En fait le point clé aujourd'hui, on le voit avec la guerre en Ukraine, c'est l'armement ou le 
réarmement, c'est-à-dire se doter des capacités militaires qui permettraient à l'Europe de se défendre en cas d'attaque massive, par exemple de la Russie sur le flanc est.

Ce qui est arrivé avec l'Ukraine, qui n'est pas dans l'Union européenne mais qui est très proche de l'Union européenne.

Donc on peut imaginer des attaques dans le voisinage ou directement dans l'Union 
européenne.

Donc encore faut-il pouvoir se défendre.

Et un des problèmes aujourd'hui en fait, au sein de l'Union européenne, ce sont par exemple les doublons.

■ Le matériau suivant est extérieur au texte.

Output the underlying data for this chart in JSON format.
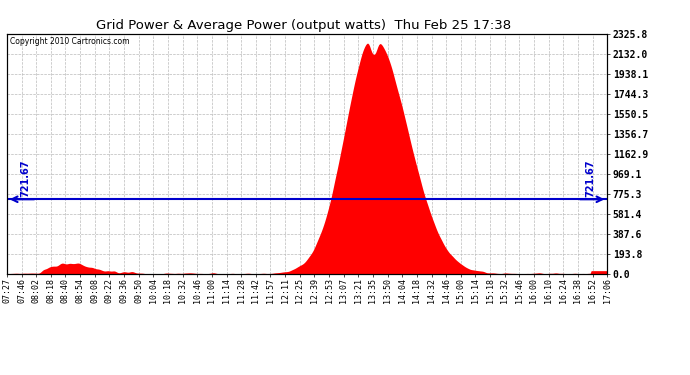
{
  "title": "Grid Power & Average Power (output watts)  Thu Feb 25 17:38",
  "copyright": "Copyright 2010 Cartronics.com",
  "avg_power": 721.67,
  "y_max": 2325.8,
  "y_ticks": [
    0.0,
    193.8,
    387.6,
    581.4,
    775.3,
    969.1,
    1162.9,
    1356.7,
    1550.5,
    1744.3,
    1938.1,
    2132.0,
    2325.8
  ],
  "x_labels": [
    "07:27",
    "07:46",
    "08:02",
    "08:18",
    "08:40",
    "08:54",
    "09:08",
    "09:22",
    "09:36",
    "09:50",
    "10:04",
    "10:18",
    "10:32",
    "10:46",
    "11:00",
    "11:14",
    "11:28",
    "11:42",
    "11:57",
    "12:11",
    "12:25",
    "12:39",
    "12:53",
    "13:07",
    "13:21",
    "13:35",
    "13:50",
    "14:04",
    "14:18",
    "14:32",
    "14:46",
    "15:00",
    "15:14",
    "15:18",
    "15:32",
    "15:46",
    "16:00",
    "16:10",
    "16:24",
    "16:38",
    "16:52",
    "17:06"
  ],
  "background_color": "#ffffff",
  "fill_color": "#ff0000",
  "grid_color": "#bbbbbb",
  "avg_line_color": "#0000cc",
  "title_fontsize": 10,
  "copyright_fontsize": 6
}
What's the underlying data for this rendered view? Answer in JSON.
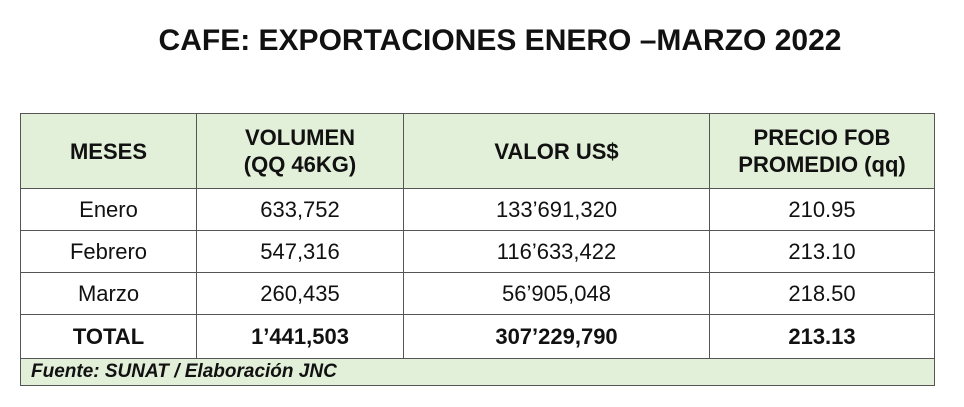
{
  "title": "CAFE: EXPORTACIONES ENERO –MARZO 2022",
  "table": {
    "header": [
      [
        "MESES"
      ],
      [
        "VOLUMEN",
        "(QQ 46KG)"
      ],
      [
        "VALOR US$"
      ],
      [
        "PRECIO FOB",
        "PROMEDIO (qq)"
      ]
    ],
    "rows": [
      [
        "Enero",
        "633,752",
        "133’691,320",
        "210.95"
      ],
      [
        "Febrero",
        "547,316",
        "116’633,422",
        "213.10"
      ],
      [
        "Marzo",
        "260,435",
        "56’905,048",
        "218.50"
      ]
    ],
    "total": [
      "TOTAL",
      "1’441,503",
      "307’229,790",
      "213.13"
    ],
    "source": "Fuente: SUNAT / Elaboración JNC"
  }
}
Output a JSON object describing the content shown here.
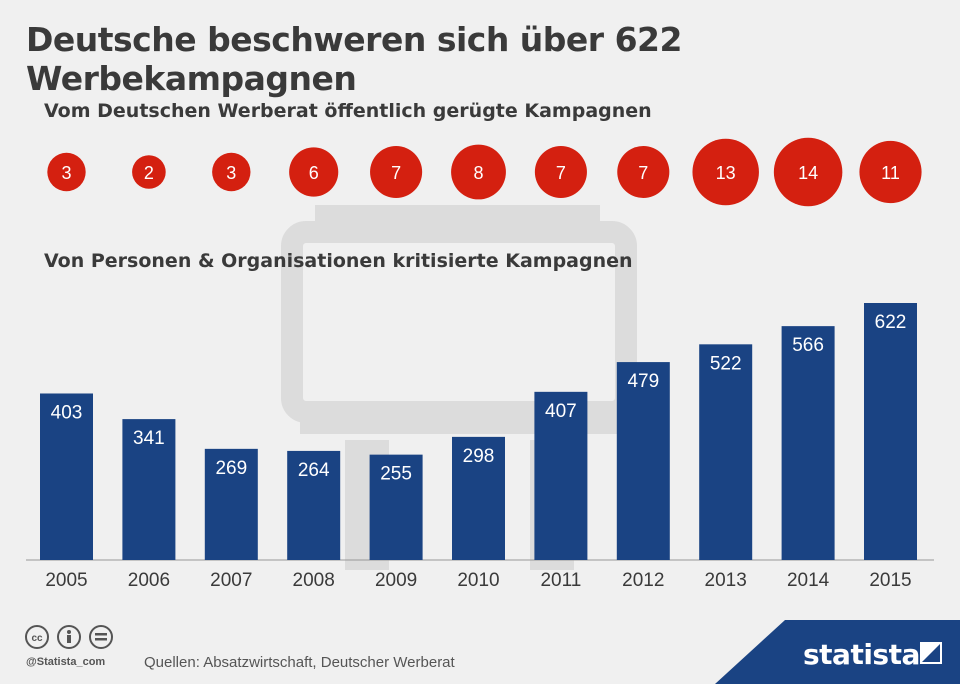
{
  "title": "Deutsche beschweren sich über 622 Werbekampagnen",
  "footer": {
    "source": "Quellen: Absatzwirtschaft, Deutscher Werberat",
    "handle": "@Statista_com",
    "brand": "statista"
  },
  "colors": {
    "bar": "#1a4383",
    "bubble": "#d42010",
    "background": "#f0f0f0",
    "billboard": "#dcdcdc"
  },
  "chart_data": [
    {
      "type": "scatter",
      "title": "Vom Deutschen Werberat öffentlich gerügte Kampagnen",
      "categories": [
        "2005",
        "2006",
        "2007",
        "2008",
        "2009",
        "2010",
        "2011",
        "2012",
        "2013",
        "2014",
        "2015"
      ],
      "values": [
        3,
        2,
        3,
        6,
        7,
        8,
        7,
        7,
        13,
        14,
        11
      ],
      "note": "values encoded as bubble size"
    },
    {
      "type": "bar",
      "title": "Von Personen & Organisationen kritisierte Kampagnen",
      "categories": [
        "2005",
        "2006",
        "2007",
        "2008",
        "2009",
        "2010",
        "2011",
        "2012",
        "2013",
        "2014",
        "2015"
      ],
      "values": [
        403,
        341,
        269,
        264,
        255,
        298,
        407,
        479,
        522,
        566,
        622
      ],
      "ylim": [
        0,
        622
      ],
      "grid": false
    }
  ]
}
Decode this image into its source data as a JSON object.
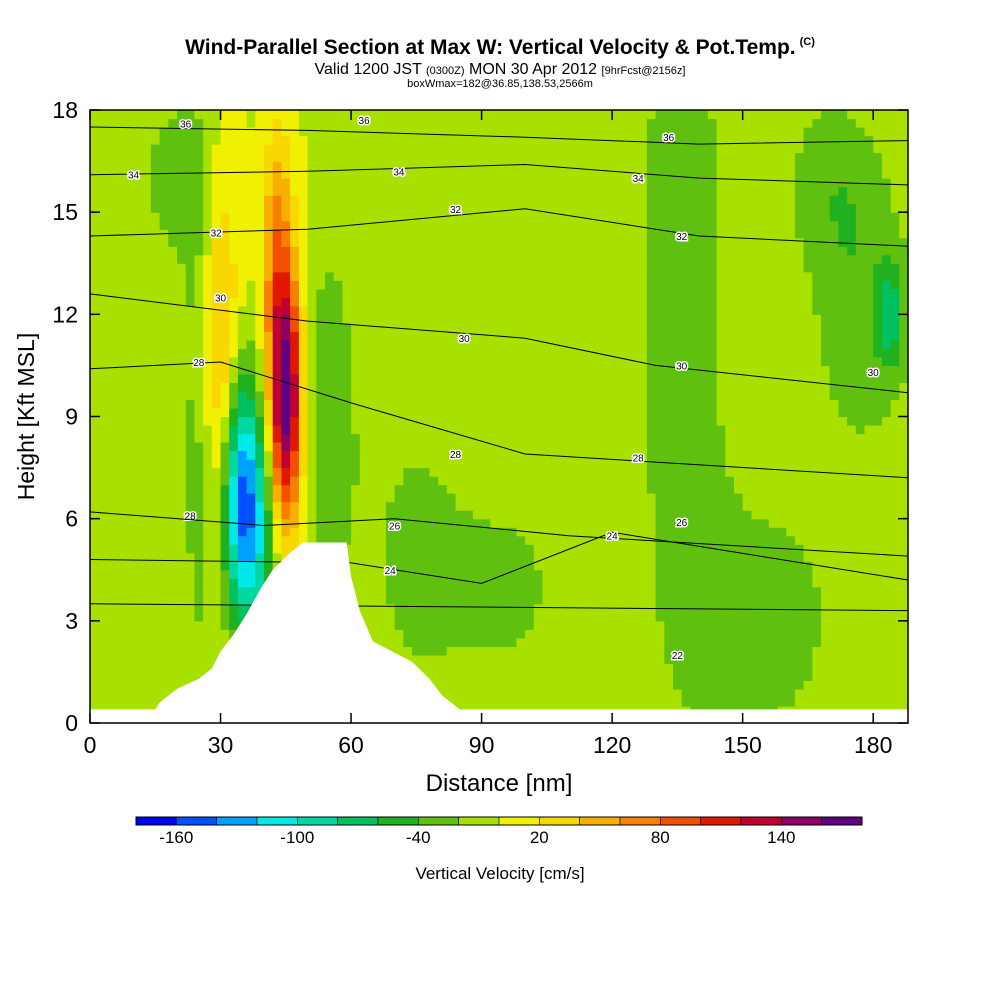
{
  "title": {
    "main": "Wind-Parallel Section at Max W: Vertical Velocity & Pot.Temp.",
    "mark": "(C)",
    "sub_valid": "Valid 1200 JST",
    "sub_utc": "(0300Z)",
    "sub_date": "MON 30 Apr 2012",
    "sub_fcst": "[9hrFcst@2156z]",
    "note": "boxWmax=182@36.85,138.53,2566m"
  },
  "chart_data": {
    "type": "heatmap",
    "xlabel": "Distance [nm]",
    "ylabel": "Height [Kft MSL]",
    "xlim": [
      0,
      188
    ],
    "ylim": [
      0,
      18
    ],
    "x_ticks": [
      0,
      30,
      60,
      90,
      120,
      150,
      180
    ],
    "y_ticks": [
      0,
      3,
      6,
      9,
      12,
      15,
      18
    ],
    "colorbar": {
      "title": "Vertical Velocity [cm/s]",
      "levels": [
        -180,
        -160,
        -140,
        -120,
        -100,
        -80,
        -60,
        -40,
        -20,
        0,
        20,
        40,
        60,
        80,
        100,
        120,
        140,
        160,
        180
      ],
      "tick_labels": [
        -160,
        -100,
        -40,
        20,
        80,
        140
      ],
      "colors": [
        "#0000f0",
        "#0050ff",
        "#00a0ff",
        "#00e8e8",
        "#00d8a0",
        "#00c060",
        "#20b020",
        "#60c010",
        "#a8e000",
        "#f0f000",
        "#f8d800",
        "#f8b000",
        "#f88000",
        "#f05000",
        "#e01800",
        "#c00030",
        "#900060",
        "#600080"
      ]
    },
    "background_level": 0,
    "velocity_features": [
      {
        "x": 35,
        "y": 6.5,
        "sx": 3.2,
        "sy": 2.6,
        "value": -150
      },
      {
        "x": 45,
        "y": 9.5,
        "sx": 2.6,
        "sy": 2.6,
        "value": 175
      },
      {
        "x": 30,
        "y": 11,
        "sx": 3,
        "sy": 4,
        "value": 55
      },
      {
        "x": 43,
        "y": 14,
        "sx": 2.5,
        "sy": 2.5,
        "value": 60
      },
      {
        "x": 40,
        "y": 5,
        "sx": 2.5,
        "sy": 2.5,
        "value": -50
      },
      {
        "x": 55,
        "y": 9,
        "sx": 5,
        "sy": 4,
        "value": -35
      },
      {
        "x": 25,
        "y": 8,
        "sx": 3,
        "sy": 6,
        "value": -30
      },
      {
        "x": 136,
        "y": 13,
        "sx": 8,
        "sy": 8,
        "value": -35
      },
      {
        "x": 178,
        "y": 12,
        "sx": 9,
        "sy": 3,
        "value": -35
      },
      {
        "x": 184,
        "y": 12,
        "sx": 2,
        "sy": 1,
        "value": -55
      },
      {
        "x": 155,
        "y": 3,
        "sx": 14,
        "sy": 3,
        "value": -30
      },
      {
        "x": 95,
        "y": 4,
        "sx": 10,
        "sy": 2,
        "value": -28
      },
      {
        "x": 75,
        "y": 5,
        "sx": 8,
        "sy": 3,
        "value": -28
      },
      {
        "x": 20,
        "y": 16,
        "sx": 8,
        "sy": 2,
        "value": -28
      },
      {
        "x": 170,
        "y": 16,
        "sx": 8,
        "sy": 2,
        "value": -28
      }
    ],
    "terrain": [
      [
        0,
        0.4
      ],
      [
        15,
        0.4
      ],
      [
        16,
        0.6
      ],
      [
        18,
        0.8
      ],
      [
        20,
        1.0
      ],
      [
        25,
        1.3
      ],
      [
        28,
        1.6
      ],
      [
        30,
        2.1
      ],
      [
        33,
        2.6
      ],
      [
        36,
        3.2
      ],
      [
        39,
        3.9
      ],
      [
        42,
        4.5
      ],
      [
        46,
        5.0
      ],
      [
        49,
        5.3
      ],
      [
        59,
        5.3
      ],
      [
        60,
        4.3
      ],
      [
        62,
        3.3
      ],
      [
        65,
        2.4
      ],
      [
        68,
        2.2
      ],
      [
        74,
        1.8
      ],
      [
        78,
        1.3
      ],
      [
        81,
        0.8
      ],
      [
        85,
        0.4
      ],
      [
        90,
        0.4
      ],
      [
        188,
        0.4
      ]
    ],
    "potential_temperature_contours": [
      {
        "label": "36",
        "points": [
          [
            0,
            17.5
          ],
          [
            50,
            17.4
          ],
          [
            100,
            17.2
          ],
          [
            140,
            17.0
          ],
          [
            188,
            17.1
          ]
        ],
        "label_at": [
          [
            22,
            17.6
          ],
          [
            63,
            17.7
          ],
          [
            133,
            17.2
          ]
        ]
      },
      {
        "label": "34",
        "points": [
          [
            0,
            16.1
          ],
          [
            50,
            16.2
          ],
          [
            100,
            16.4
          ],
          [
            140,
            16.0
          ],
          [
            188,
            15.8
          ]
        ],
        "label_at": [
          [
            10,
            16.1
          ],
          [
            71,
            16.2
          ],
          [
            126,
            16.0
          ]
        ]
      },
      {
        "label": "32",
        "points": [
          [
            0,
            14.3
          ],
          [
            50,
            14.5
          ],
          [
            100,
            15.1
          ],
          [
            140,
            14.3
          ],
          [
            188,
            14.0
          ]
        ],
        "label_at": [
          [
            29,
            14.4
          ],
          [
            84,
            15.1
          ],
          [
            136,
            14.3
          ]
        ]
      },
      {
        "label": "30",
        "points": [
          [
            0,
            12.6
          ],
          [
            50,
            11.8
          ],
          [
            100,
            11.3
          ],
          [
            130,
            10.5
          ],
          [
            188,
            9.7
          ]
        ],
        "label_at": [
          [
            30,
            12.5
          ],
          [
            86,
            11.3
          ],
          [
            136,
            10.5
          ],
          [
            180,
            10.3
          ]
        ]
      },
      {
        "label": "28",
        "points": [
          [
            0,
            10.4
          ],
          [
            30,
            10.6
          ],
          [
            60,
            9.4
          ],
          [
            100,
            7.9
          ],
          [
            188,
            7.2
          ]
        ],
        "label_at": [
          [
            25,
            10.6
          ],
          [
            84,
            7.9
          ],
          [
            126,
            7.8
          ],
          [
            23,
            6.1
          ]
        ]
      },
      {
        "label": "26",
        "points": [
          [
            0,
            6.2
          ],
          [
            40,
            5.8
          ],
          [
            70,
            6.0
          ],
          [
            110,
            5.5
          ],
          [
            188,
            4.9
          ]
        ],
        "label_at": [
          [
            70,
            5.8
          ],
          [
            136,
            5.9
          ]
        ]
      },
      {
        "label": "24",
        "points": [
          [
            0,
            4.8
          ],
          [
            60,
            4.7
          ],
          [
            90,
            4.1
          ],
          [
            120,
            5.6
          ],
          [
            188,
            4.2
          ]
        ],
        "label_at": [
          [
            69,
            4.5
          ],
          [
            120,
            5.5
          ]
        ]
      },
      {
        "label": "22",
        "points": [
          [
            0,
            3.5
          ],
          [
            188,
            3.3
          ]
        ],
        "label_at": [
          [
            135,
            2.0
          ]
        ]
      }
    ]
  }
}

Le fait qu'il y a des programmes d'armement qui sont menés dans chacun des pays et qui font doublons.

Donc c'est pour ça, qu'on parle d'une BITD européenne, une base industrielle et 
technologique de défense européenne qui réfléchisse de manière cohérente à une politique d'acquisition d'armements qui ne soit plus dépendante des États-Unis.

Ça ne veut pas dire qu'il faut se détacher des États-Unis, mais qui soit européenne et qui soit concertée.

Ça, c'est vraiment l'enjeu essentiel.

Ensuite, il y a au fond, quelles sont les priorités de l'Union européenne en matière de défense ?

Qu’est-ce qu’elle cherche à faire exactement ?

Quel poids elle compte avoir sur la scène mondiale ?

On ne le sait pas vraiment aujourd'hui parce que l'Union européenne reste encore 
relativement indéterminée, même si elle a pris conscience.

Ça, c'est peut-être le point clé de ce fameux livre blanc à horizon 2030, que les dividendes de la paix, c'est-à-dire cette période sans guerre ou sans guerre majeure, était terminée.

Et ça, c'est une première partie du travail.

La deuxième partie du travail, c'est de définir au fond une vision commune, une culture 
stratégique commune.

Pendant très longtemps, les Européens ont fait comme si les États-Unis seraient toujours là.

Comme si la garantie de sécurité américaine était un socle qui ne disparaîtrait pas.

Avec l'élection de Donald Trump, et son arrivée au pouvoir en début d'année 2025, les 
déclarations qu'il a pu faire sur la guerre en Ukraine, la manière dont il a reçu le président Zelinski et le discours de son vice-président à Munich, expliquant au fond que les Européens étaient en situation de déclin, que la démocratie était en péril.

Les Européens doivent penser l'autonomie stratégique européenne peut-être pas sans les Américains, mais avec l'hypothèse qu’un départ des États-Unis, la fin de la garantie de 
sécurité américaine est possible.

La fin du soutien américain ou cette espèce de retrait américain, paradoxalement, peut être une opportunité pour l'Union européenne, de faire, par exemple de « la boussole stratégique » pas seulement un mot d'ordre, mais un cap, disons réel, d'action, notamment en matière budgétaire.

On le voit par exemple à travers les 800 milliards d’euros d'investissements militaires qui sont envisagés au niveau européen et qui permettraient disons d'entamer cette mue européenne en matière capacitaire, avec l'idée donc d'une base industrielle technologique de défense 
véritablement européenne, qui puisse progressivement, sans nécessairement sortir des 
alliances, et notamment de l'Alliance atlantique, permettre à l'Europe de compter.